The deputy prime minister also said Cable had followed independent advice and that he had “done a good job”.
As Labour renewed its attack on the sale for short-changing the taxpayer by £750mn, Clegg said the fact that Royal Mail’s share price would go on to rise considerably could not have been predicted.
He said Cable has been “totally upfront” and “argued his case very strongly and very well” that he acted on the best advice available at the time.
Speaking on his weekly LBC radio Call Clegg show, he defended all Cable’s decisions but placed responsibility for the sale squarely on his colleague’s shoulders.
“The responsibility of Cable and the responsibility which he has successfully discharged is to make sure Royal Mail could stand on its own two feet,” he said. “Yes of course there is legitimate controversy and questions. Yes Cable and everyone in government should be put under intense scrutiny about the decisions.
“But I hope no one will doubt the fact that Cable took decisions based on independent advice, that he set the share price at the higher range, and given how much uncertainty there was, given this has been tried and failed in the past and given it’s important taxpayers aren’t constantly kept on the hook for bailing out Royal Mail, I think he’s done a good job.”
Clegg also denied there was any “whiff of collusion” about the fact the government’s adviser Lazard made millions of pounds from selling shares through a different arm of the business within days of the flotation, arguing there are “Chinese walls” - that mean the two divisions are completely separate.
Lazard, which was paid £1.5mn by the government for flotation advice, bought 6mn shares at 330p each on the day of the float but sold them within 48 hours at 470p to reap a profit of £8.4mn.
Margaret Hodge, chair of the parliamentary public accounts committee (PAC), said Lazard “made a killing at the expense of the ordinary taxpayer that lost £750mn on day one” of Royal Mail’s London Stock Exchange debut.
On Wednesday, Ed Miliband also accused David Cameron of having double standards after the government handed a “golden ticket” to hedge funds to make millions of pounds out of the privatisation of Royal Mail while imposing restrictions on postal workers.
The Labour leader highlighted the contrast between the lucky “priority investors” - six of whom sold their Royal Mail shares at a quick profit and postal workers, who are not allowed to sell their shares. The Bureau of Investigative Journalism reported on Monday that one of the investors was the Landsdowne hedge fund, whose co-head of development strategy, Peter Davies, was George Osborne’s best man.

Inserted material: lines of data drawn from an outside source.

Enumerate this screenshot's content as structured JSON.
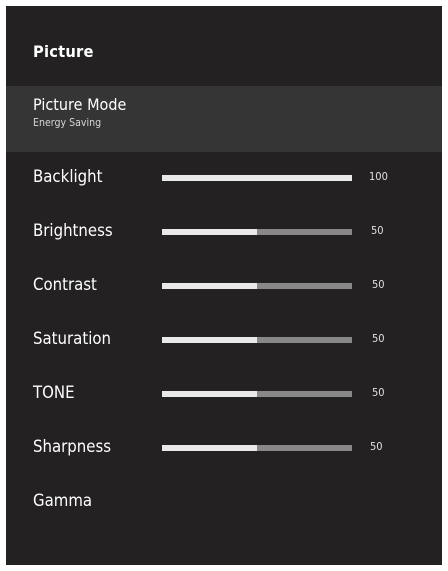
{
  "page": {
    "title": "Picture"
  },
  "picture_mode": {
    "label": "Picture Mode",
    "value": "Energy Saving"
  },
  "settings": [
    {
      "label": "Backlight",
      "value": "100",
      "level": 1.0
    },
    {
      "label": "Brightness",
      "value": "50",
      "level": 0.5
    },
    {
      "label": "Contrast",
      "value": "50",
      "level": 0.5
    },
    {
      "label": "Saturation",
      "value": "50",
      "level": 0.5
    },
    {
      "label": "TONE",
      "value": "50",
      "level": 0.5
    },
    {
      "label": "Sharpness",
      "value": "50",
      "level": 0.5
    }
  ],
  "gamma": {
    "label": "Gamma"
  },
  "colors": {
    "panel_background": "#232122",
    "selected_row": "#363536",
    "bar_track": "#888888",
    "bar_fill": "#e9e9e9"
  }
}
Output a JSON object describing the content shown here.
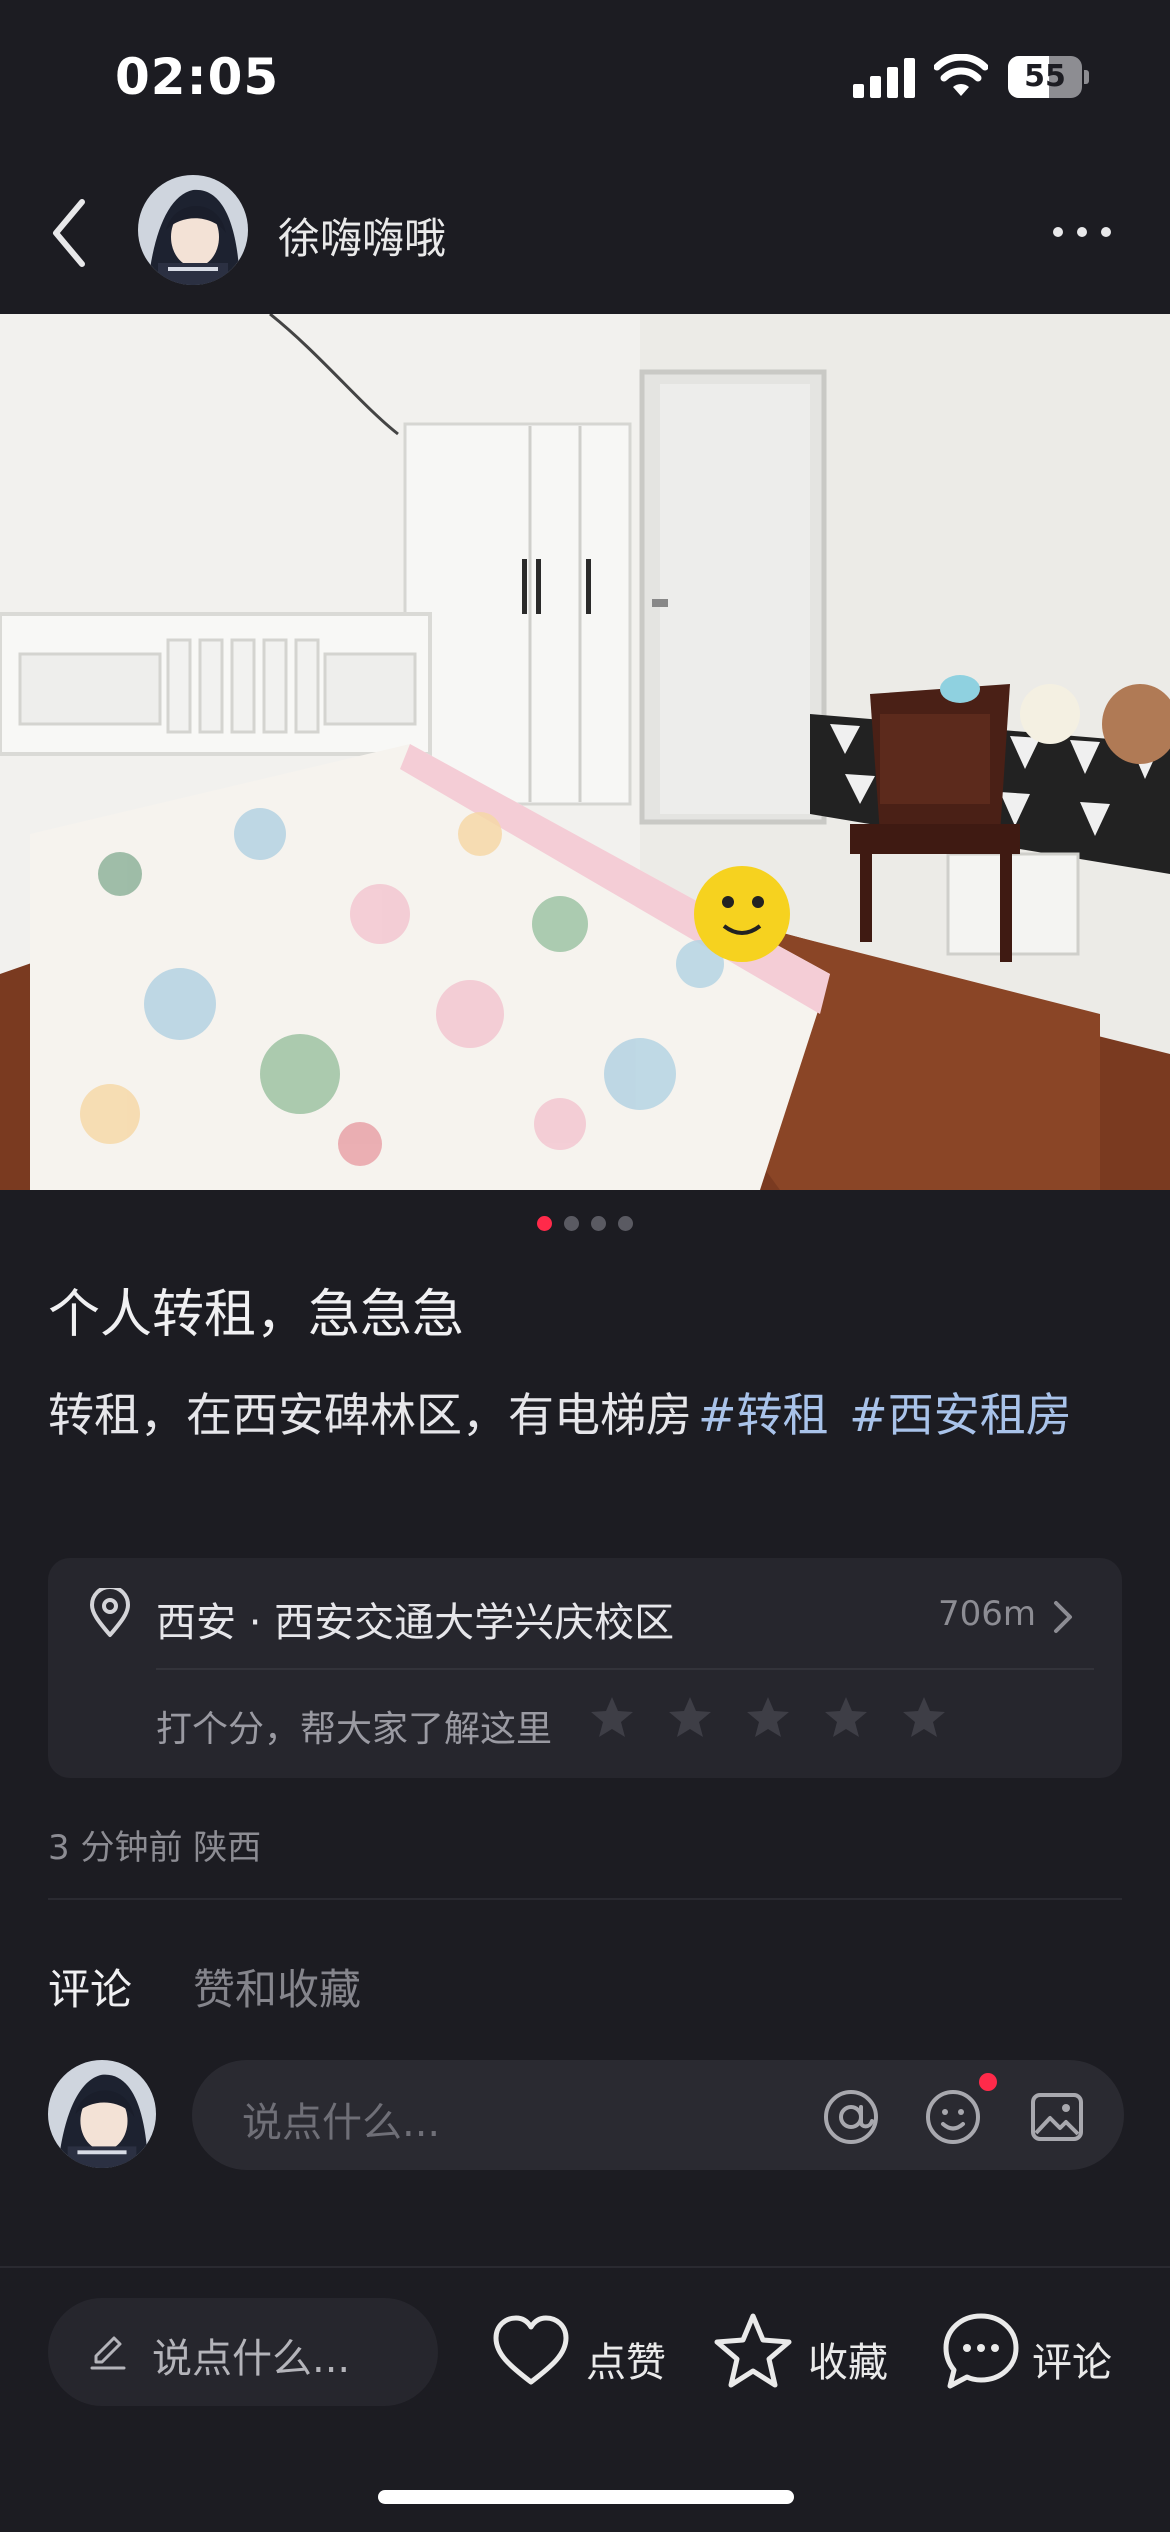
{
  "status_bar": {
    "time": "02:05",
    "battery_level": "55",
    "icons": [
      "signal-icon",
      "wifi-icon",
      "battery-icon"
    ]
  },
  "header": {
    "author_name": "徐嗨嗨哦",
    "icons": [
      "back-icon",
      "more-icon"
    ]
  },
  "photo": {
    "page_count": 4,
    "active_page": 1
  },
  "post": {
    "title": "个人转租，急急急",
    "body": "转租，在西安碑林区，有电梯房",
    "tags": [
      "#转租",
      "#西安租房"
    ]
  },
  "location": {
    "name": "西安 · 西安交通大学兴庆校区",
    "distance": "706m",
    "rating_prompt": "打个分，帮大家了解这里",
    "star_count": 5,
    "rating": 0
  },
  "meta": {
    "time_place": "3 分钟前 陕西"
  },
  "tabs": {
    "comments": "评论",
    "likes": "赞和收藏"
  },
  "comment_box": {
    "placeholder": "说点什么..."
  },
  "bottom_bar": {
    "input_label": "说点什么...",
    "like_label": "点赞",
    "favorite_label": "收藏",
    "comment_label": "评论"
  },
  "colors": {
    "background": "#1c1c22",
    "accent": "#ff2a4a",
    "tag": "#a9c3ea"
  }
}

Miliband said: “What we have discovered today is one rule for the postal workers and another rule for the hedge funds. Who runs these hedge funds? They have been very coy about who runs these hedge funds. None other than the chancellor’s best man runs one.
“So why is it? It is one rule if you deliver the chancellor’s best man’s speech and it is another rule if you deliver the chancellor’s speech.”